The FS allows to establish an Arneth formula (FA) which is the evaluation of the distribution of the PNs according to the number of segments of their nucleus according to a curve (number of PN / number of segments); The right deviation (hyper segmentation of PN) of AF is seen in deficiency of anti-pernicious factors (vitamin B12 and folic acid).
Quantitative and qualitative study of blood platelets:
Blood platelets or thrombocytes are small sized elements from megakaryocytes of the bone marrow. They play a very important role in the mechanisms of hemostasis.
Platelet count in Malassez cells or by automated counting is subject to a large margin of error (plus or minus 15%) requiring an indispensable visual control by blood smear before any thrombocytopenia. The normal platelet count varies from 150,000 – 400 / μl.
Examination of platelets on blood smear (FS):
The visualization of platelets on FS allows to evaluate their number and aspects (shape, size, granularity, clustered or isolated layout) in a fairly reliable way and thus to better interpret the data provided by electronic counting.
It is a very useful examination in the hands of an experienced cytologist.
On a SV made from a venous sampling under anticoagulant (EDTA: Ethylene diamine tetra acetic acid), the platelets appear isolated and distributed homogeneously on the slide.
On a sample taken from the finger, the platelets are found at the tail of smears in the form of clusters more or less important:
The presence of clusters of less than 5 platelets / clusters on the + side corresponds to a level of 50,000 to 100,000 platelets / μl.
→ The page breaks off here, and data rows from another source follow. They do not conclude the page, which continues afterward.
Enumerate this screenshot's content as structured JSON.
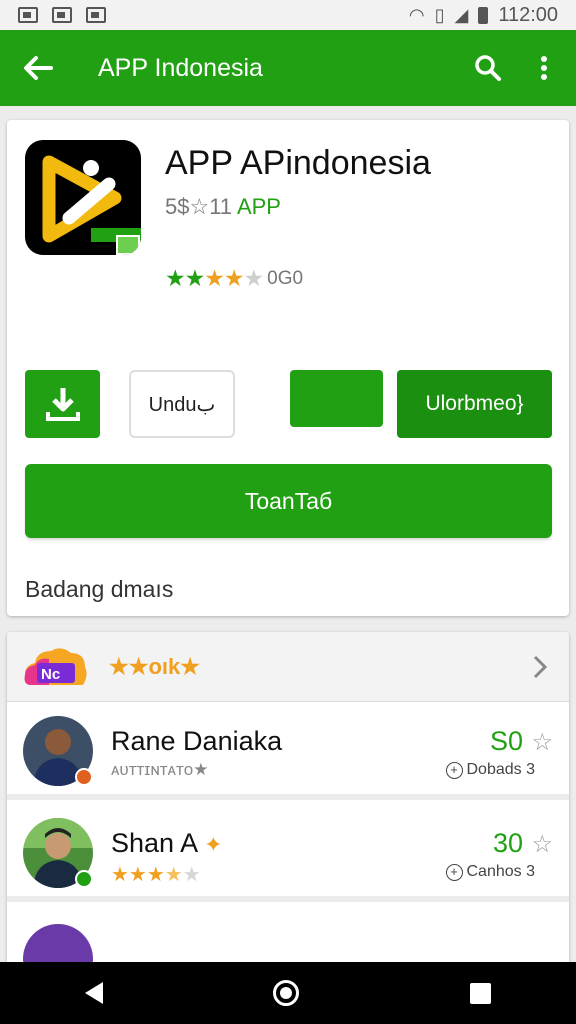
{
  "status_bar": {
    "time": "112:00"
  },
  "app_bar": {
    "title": "APP Indonesia"
  },
  "app": {
    "name": "APP APindonesia",
    "sub_prefix": "5$☆11",
    "sub_label": "APP",
    "rating": 3.5,
    "rating_count": "0G0",
    "buttons": {
      "unduh": "Unduب",
      "info": "Ulorbmeo}",
      "install": "ToanTaб"
    },
    "note": "Badang dmaıs"
  },
  "reviews": {
    "header_label": "★★oık★",
    "items": [
      {
        "name": "Rane Daniaka",
        "stars_text": "ᴀᴜᴛᴛɪɴᴛᴀᴛᴏ★",
        "score": "S0",
        "meta": "Dobads 3"
      },
      {
        "name": "Shan A",
        "stars_text": "★★★★★",
        "rating": 3.5,
        "score": "30",
        "meta": "Canhos 3"
      },
      {
        "name": "",
        "stars_text": "",
        "score": "",
        "meta": ""
      }
    ]
  },
  "colors": {
    "primary": "#22a014",
    "accent": "#f0a020"
  }
}
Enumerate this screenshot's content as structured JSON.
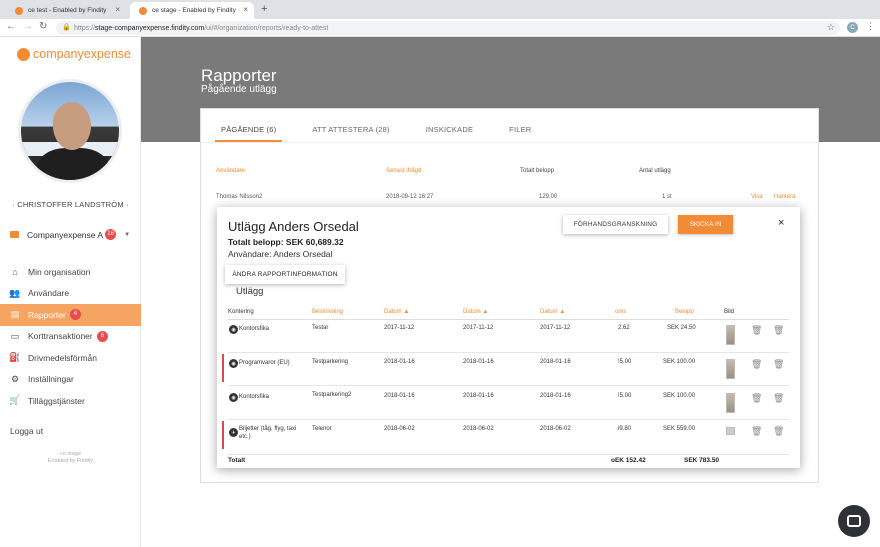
{
  "browser": {
    "tabs": [
      {
        "label": "ce test - Enabled by Findity"
      },
      {
        "label": "ce stage - Enabled by Findity"
      }
    ],
    "new_tab": "+",
    "close": "×",
    "url_prefix": "https://",
    "url_host": "stage-companyexpense.findity.com",
    "url_path": "/ui/#/organization/reports/ready-to-attest",
    "profile_initial": "C"
  },
  "sidebar": {
    "logo_text": "companyexpense",
    "username": "· CHRISTOFFER LANDSTRÖM ·",
    "org": {
      "name": "Companyexpense A",
      "badge": "16"
    },
    "items": [
      {
        "label": "Min organisation",
        "icon": "home-icon",
        "glyph": "⌂"
      },
      {
        "label": "Användare",
        "icon": "users-icon",
        "glyph": "👥"
      },
      {
        "label": "Rapporter",
        "icon": "report-icon",
        "glyph": "▤",
        "badge": "4"
      },
      {
        "label": "Korttransaktioner",
        "icon": "card-icon",
        "glyph": "▭",
        "badge": "6"
      },
      {
        "label": "Drivmedelsförmån",
        "icon": "fuel-icon",
        "glyph": "⛽"
      },
      {
        "label": "Inställningar",
        "icon": "gear-icon",
        "glyph": "⚙"
      },
      {
        "label": "Tilläggstjänster",
        "icon": "cart-icon",
        "glyph": "🛒"
      }
    ],
    "logout": "Logga ut",
    "footer_line1": "ce stage",
    "footer_line2": "Enabled by Findity"
  },
  "page": {
    "title": "Rapporter",
    "subtitle": "Pågående utlägg",
    "tabs": [
      "PÅGÅENDE (6)",
      "ATT ATTESTERA (28)",
      "INSKICKADE",
      "FILER"
    ],
    "bg_headers": [
      "Användare",
      "Senast ifrågd",
      "Totalt belopp",
      "Antal utlägg"
    ],
    "bg_row": {
      "user": "Thomas Nilsson2",
      "date": "2018-09-12 16:27",
      "amount": "129.00",
      "count": "1 st",
      "view": "Visa",
      "handle": "Hantera"
    }
  },
  "modal": {
    "title": "Utlägg Anders Orsedal",
    "total": "Totalt belopp: SEK 60,689.32",
    "user": "Användare: Anders Orsedal",
    "preview_button": "FÖRHANDSGRANSKNING",
    "submit_button": "SKICKA IN",
    "close": "×",
    "edit_button": "ÄNDRA RAPPORTINFORMATION",
    "section": "Utlägg",
    "headers": [
      "Kontering",
      "Beskrivning",
      "Datum ▲",
      "Datum ▲",
      "Datum ▲",
      "oms",
      "Belopp",
      "Bild"
    ],
    "rows": [
      {
        "account": "Kontorsfika",
        "desc": "Testar",
        "d1": "2017-11-12",
        "d2": "2017-11-12",
        "d3": "2017-11-12",
        "vat": "2.62",
        "amount": "SEK 24.50",
        "flag": false,
        "img": "full"
      },
      {
        "account": "Programvaror (EU)",
        "desc": "Testparkering",
        "d1": "2018-01-16",
        "d2": "2018-01-16",
        "d3": "2018-01-16",
        "vat": "!5.00",
        "amount": "SEK 100.00",
        "flag": true,
        "img": "full"
      },
      {
        "account": "Kontorsfika",
        "desc": "Testparkering2",
        "d1": "2018-01-16",
        "d2": "2018-01-16",
        "d3": "2018-01-16",
        "vat": "!5.00",
        "amount": "SEK 100.00",
        "flag": false,
        "img": "full"
      },
      {
        "account": "Biljetter (tåg, flyg, taxi etc.)",
        "desc": "Telenor",
        "d1": "2018-06-02",
        "d2": "2018-06-02",
        "d3": "2018-06-02",
        "vat": "i9.80",
        "amount": "SEK 559.00",
        "flag": true,
        "img": "small"
      }
    ],
    "total_label": "Totalt",
    "total_vat": "oEK 152.42",
    "total_amount": "SEK 783.50"
  }
}
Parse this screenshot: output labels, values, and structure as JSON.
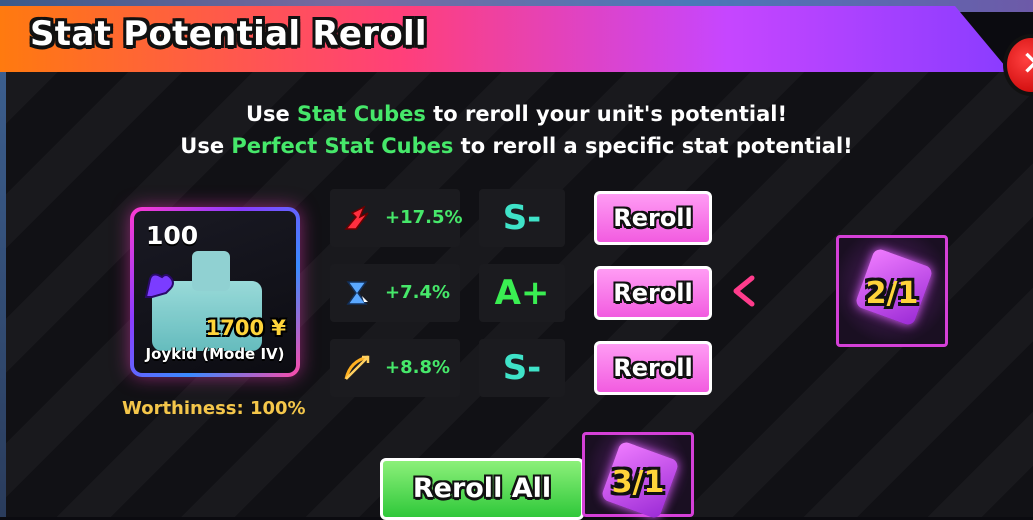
{
  "header": {
    "title": "Stat Potential Reroll",
    "close_icon": "close-icon"
  },
  "intro": {
    "line1_prefix": "Use ",
    "line1_highlight": "Stat Cubes",
    "line1_suffix": " to reroll your unit's potential!",
    "line2_prefix": "Use ",
    "line2_highlight": "Perfect Stat Cubes",
    "line2_suffix": " to reroll a specific stat potential!"
  },
  "unit": {
    "level": "100",
    "cost": "1700 ¥",
    "name": "Joykid (Mode IV)",
    "worthiness": "Worthiness: 100%",
    "icon": "muscle-icon"
  },
  "stats": [
    {
      "icon": "damage-icon",
      "value": "+17.5%",
      "grade": "S-",
      "button": "Reroll"
    },
    {
      "icon": "cooldown-icon",
      "value": "+7.4%",
      "grade": "A+",
      "button": "Reroll"
    },
    {
      "icon": "range-icon",
      "value": "+8.8%",
      "grade": "S-",
      "button": "Reroll"
    }
  ],
  "perfect_cube": {
    "count": "2/1",
    "icon": "perfect-stat-cube-icon"
  },
  "stat_cube": {
    "count": "3/1",
    "icon": "stat-cube-icon"
  },
  "reroll_all": {
    "label": "Reroll All"
  },
  "colors": {
    "accent_green": "#46e86a",
    "grade_s": "#3fe3c8",
    "grade_a": "#3aee52",
    "button_pink": "#f25ce0",
    "gold": "#ffd43a"
  }
}
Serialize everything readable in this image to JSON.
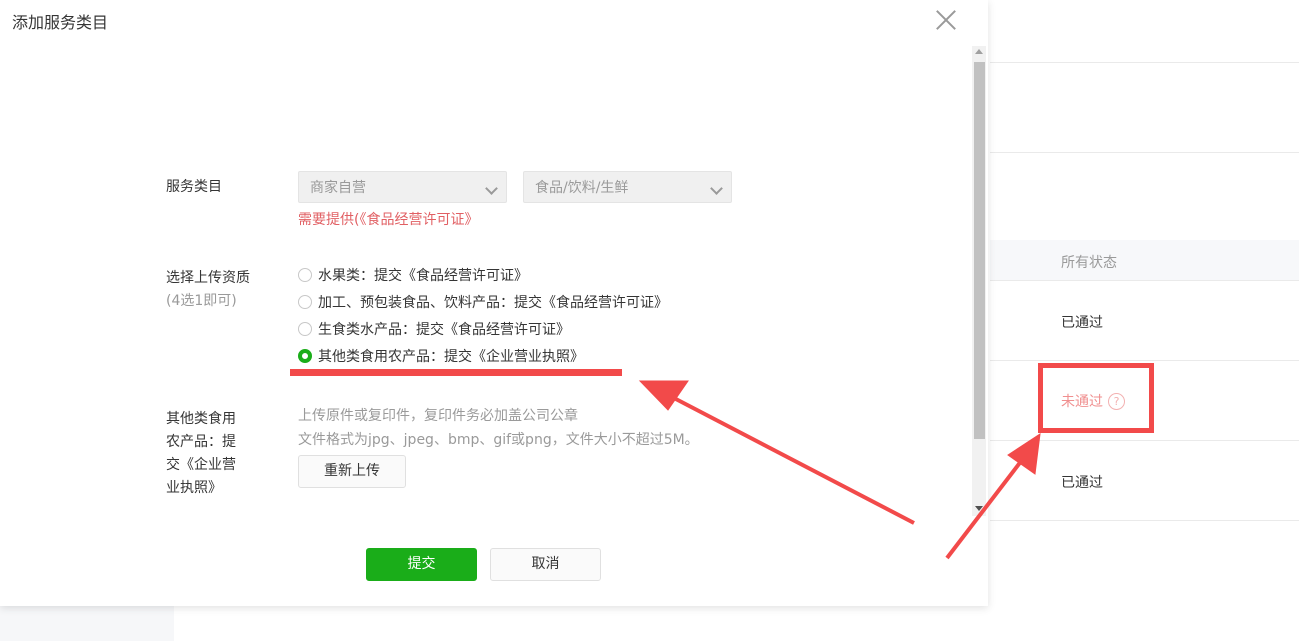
{
  "dialog": {
    "title": "添加服务类目",
    "close_icon": "close-icon"
  },
  "form": {
    "category_label": "服务类目",
    "category_select_1": "商家自营",
    "category_select_2": "食品/饮料/生鲜",
    "category_requirement": "需要提供(《食品经营许可证》",
    "qualification_label": "选择上传资质",
    "qualification_sub": "(4选1即可)",
    "options": [
      {
        "label": "水果类：提交《食品经营许可证》",
        "selected": false
      },
      {
        "label": "加工、预包装食品、饮料产品：提交《食品经营许可证》",
        "selected": false
      },
      {
        "label": "生食类水产品：提交《食品经营许可证》",
        "selected": false
      },
      {
        "label": "其他类食用农产品：提交《企业营业执照》",
        "selected": true
      }
    ],
    "upload_label_lines": [
      "其他类食用",
      "农产品：提",
      "交《企业营",
      "业执照》"
    ],
    "upload_hint_1": "上传原件或复印件，复印件务必加盖公司公章",
    "upload_hint_2": "文件格式为jpg、jpeg、bmp、gif或png，文件大小不超过5M。",
    "reupload_button": "重新上传",
    "submit_button": "提交",
    "cancel_button": "取消"
  },
  "background_table": {
    "status_header": "所有状态",
    "rows": [
      "已通过",
      "未通过",
      "已通过"
    ],
    "help_icon_glyph": "?"
  },
  "colors": {
    "primary_green": "#1aad19",
    "warning_red": "#e15f63",
    "annotation_red": "#f24a4a"
  }
}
The presence of clusters of 5 to 10 platelets / clusters on the ++ side corresponds to a level of 50,000 to 100,000 platelets / μl.
– The presence of clusters of more than 10 platelets / clusters on the +++ side corresponds to a platelet count greater than or equal to 100,000 platelets / μl.
One must appreciate the size of the platelets in search of macrothrombocytes often testifying to acquired or congenital thrombopathies, or rarely microthrombocytes.
At rates greater than 50,000 platelets / μl, patients do not bleed spontaneously, except in cases of local or general superadded causes.
Free thrombocytopenia (platelets below 50 000 / μl) and acute fractures easily lead to mucous, cutaneous or even visceral bleeding, it is hemorrhagic purpura.
The risk of severe haemorrhages, particularly cerebro-meningeal and retinal, is high below 20 000 platelets / μl.
Pathological changes in platelet count:
A level of platelets:
– Greater than 400 000 / μl characterizes thrombocytosis or hyperplaquettosis.
– Greater than 600 000 / μl defines thrombocythemia.
– Less than 150,000 / μl defines thrombocytopenia.
Overall variations of figurative elements of blood:
Bicytopenia: decrease of two bloodlines, eg anemia plus thrombocytopenia.
Pancytopenia: reduction of three bloodline lines, eg anemia plus neutropenia plus thrombocytopenia.
Cytopenias can be a peripheral mechanism (destruction, consumption, distribution) or central mechanism (defect of production).